Last week, hundreds of volunteers, on a cold, rainy night, canvassed the streets of DeKalb and Fulton counties and the city of Atlanta in an effort to count the homeless population of the area.
The homeless census, which is conducted every two years, is sponsored by Metro Atlanta Tri-Jurisdictional Collaborative on Homelessness (Tri-J), a partnership of government representatives and service providers in Atlanta, Fulton County and DeKalb County.
In DeKalb, 50 to 75 volunteers, along with police escorts, covered the county, which had been divided up into census block grant groups. In some cases, the volunteers were joined by paid workers who had once been homeless. These workers helped the teams recognize homeless persons who might not be so easily noticed by an inexperienced volunteer, said Chris Morris, the county’s community development director.
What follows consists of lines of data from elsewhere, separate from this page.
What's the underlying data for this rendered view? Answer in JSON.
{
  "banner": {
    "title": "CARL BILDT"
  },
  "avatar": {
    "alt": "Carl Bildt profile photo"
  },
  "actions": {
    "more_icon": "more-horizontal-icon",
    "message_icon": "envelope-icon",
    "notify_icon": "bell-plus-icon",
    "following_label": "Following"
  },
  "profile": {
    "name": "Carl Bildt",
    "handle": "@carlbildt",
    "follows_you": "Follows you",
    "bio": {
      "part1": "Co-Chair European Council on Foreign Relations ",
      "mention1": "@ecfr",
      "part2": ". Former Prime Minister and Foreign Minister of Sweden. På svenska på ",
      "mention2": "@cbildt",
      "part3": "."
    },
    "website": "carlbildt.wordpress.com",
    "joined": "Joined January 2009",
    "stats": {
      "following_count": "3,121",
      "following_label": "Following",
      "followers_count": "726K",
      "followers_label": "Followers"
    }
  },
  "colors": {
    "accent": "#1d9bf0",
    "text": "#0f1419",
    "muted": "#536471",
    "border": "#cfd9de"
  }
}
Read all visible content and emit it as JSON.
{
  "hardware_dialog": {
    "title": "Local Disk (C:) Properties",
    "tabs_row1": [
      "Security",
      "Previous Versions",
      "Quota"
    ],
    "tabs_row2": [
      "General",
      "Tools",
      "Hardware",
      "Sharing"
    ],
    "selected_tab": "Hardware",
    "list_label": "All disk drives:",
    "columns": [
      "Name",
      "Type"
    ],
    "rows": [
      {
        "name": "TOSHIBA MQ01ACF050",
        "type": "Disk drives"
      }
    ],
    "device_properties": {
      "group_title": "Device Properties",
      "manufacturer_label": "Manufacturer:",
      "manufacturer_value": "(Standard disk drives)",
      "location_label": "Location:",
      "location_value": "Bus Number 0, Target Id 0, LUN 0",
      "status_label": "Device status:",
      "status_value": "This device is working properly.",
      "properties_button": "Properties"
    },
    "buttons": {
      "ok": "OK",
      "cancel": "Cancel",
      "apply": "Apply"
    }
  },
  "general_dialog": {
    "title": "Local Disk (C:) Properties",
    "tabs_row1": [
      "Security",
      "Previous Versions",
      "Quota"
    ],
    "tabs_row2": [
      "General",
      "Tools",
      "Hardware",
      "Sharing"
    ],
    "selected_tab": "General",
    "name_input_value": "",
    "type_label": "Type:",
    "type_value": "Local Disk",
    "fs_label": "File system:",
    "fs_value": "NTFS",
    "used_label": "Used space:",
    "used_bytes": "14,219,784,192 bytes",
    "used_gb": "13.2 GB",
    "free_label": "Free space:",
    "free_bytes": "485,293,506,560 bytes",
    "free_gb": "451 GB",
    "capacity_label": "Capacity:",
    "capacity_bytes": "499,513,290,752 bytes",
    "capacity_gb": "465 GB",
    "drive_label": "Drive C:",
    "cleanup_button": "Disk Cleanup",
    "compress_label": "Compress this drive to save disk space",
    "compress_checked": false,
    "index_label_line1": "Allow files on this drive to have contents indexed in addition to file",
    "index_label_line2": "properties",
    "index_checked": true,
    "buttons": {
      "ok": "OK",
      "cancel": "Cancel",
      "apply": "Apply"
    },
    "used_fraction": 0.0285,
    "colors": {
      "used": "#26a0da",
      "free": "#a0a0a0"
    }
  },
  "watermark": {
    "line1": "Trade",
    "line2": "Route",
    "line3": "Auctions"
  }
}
In addition to the street count, officials have conducted surveys of area hospitals, jails, shelters and transitional housing to complete the count.
The census gives officials a snapshot of local homelessness and is used by the federal government to allocate funding for programs that address the homeless problem, said DeKalb County commissioner Lee May.
May said he has seen an increase over the years in the number of visible homeless—the ones seen asking for money at intersections or sleeping under overpasses.
“It used to be an Atlanta problem. It’s grown to be a metro Atlanta problem,” May said.
The lagging economy has exacerbated the problems of people already on the fringe of homelessness, May said.
When the results of the census are released in February or March, officials expect an increase in the number of homeless, said Melvia Richards, the housing manager of the county’s community development department.
Local service providers receiving federal funding for homeless programs are required by the U.S. Department of Housing and Urban Development (HUD) to conduct the census.
The grants will be used to provide permanent and transitional housing to homeless persons as well as job training, health care, mental health counseling, substance abuse treatment and child care.
On Jan. 21, Congressman Hank Johnson announced that HUD was giving more than $2.2 million in grants to programs in Georgia’s Fourth Congressional District.
Groups receiving grant funds include Action Ministries, Georgia Coalition Against Domestic Violence, Rainbow Village Inc., Our House Inc., Initiative for Affordable Housing, Jerusalem House, Progressive Redevelopment, Zion Keepers and Salvation Army.
“The recession has taken a huge toll,” Johnson said in a press release. “As our economy recovers, we must ensure everyone – no matter their circumstances – benefits from our efforts. These programs help people reach their personal goals and establish independence.”
Tyese Lawyer, executive director of Our House Inc. in Decatur, which provides child care for families that are homeless or in transitional housing, said the grant award will go a long way. Our House will get $47,000 from the HUD grant.
“Children are often forgotten in the homelessness crisis,” Lawyer said. “These funds allow us to provide a loving, safe early learning environment, where parents can confidently leave their child while Our House helps parents seek employment and permanent housing.”
Our House, a non-profit organization established in 1987, provides early childcare for 79 children. With an operating budget of $1.3 million, the organization has 21 fulltime employees and two part-time.
Azalia Hobson, 21, knows the benefits of the HUD money and the people at Our House.
“I’ve never met so many helpful people in one building,” Hobson said. “They’ve been helping me for the past two years.”
In addition to receiving childcare for her son, Hobson was able to get a job working as a substitute teacher at Our House after completing child development training.
Hobson said her family advocate has been helping sort through all the requirements of supporting herself and her son, who spent some time in the custody of the Department of Family and Child Services.
Her advice to others who are homeless or in transitional housing?
“Even though you may feel like things won’t get better, everything will get better,” Hobson said. “It’s not as hard as you think it might be.”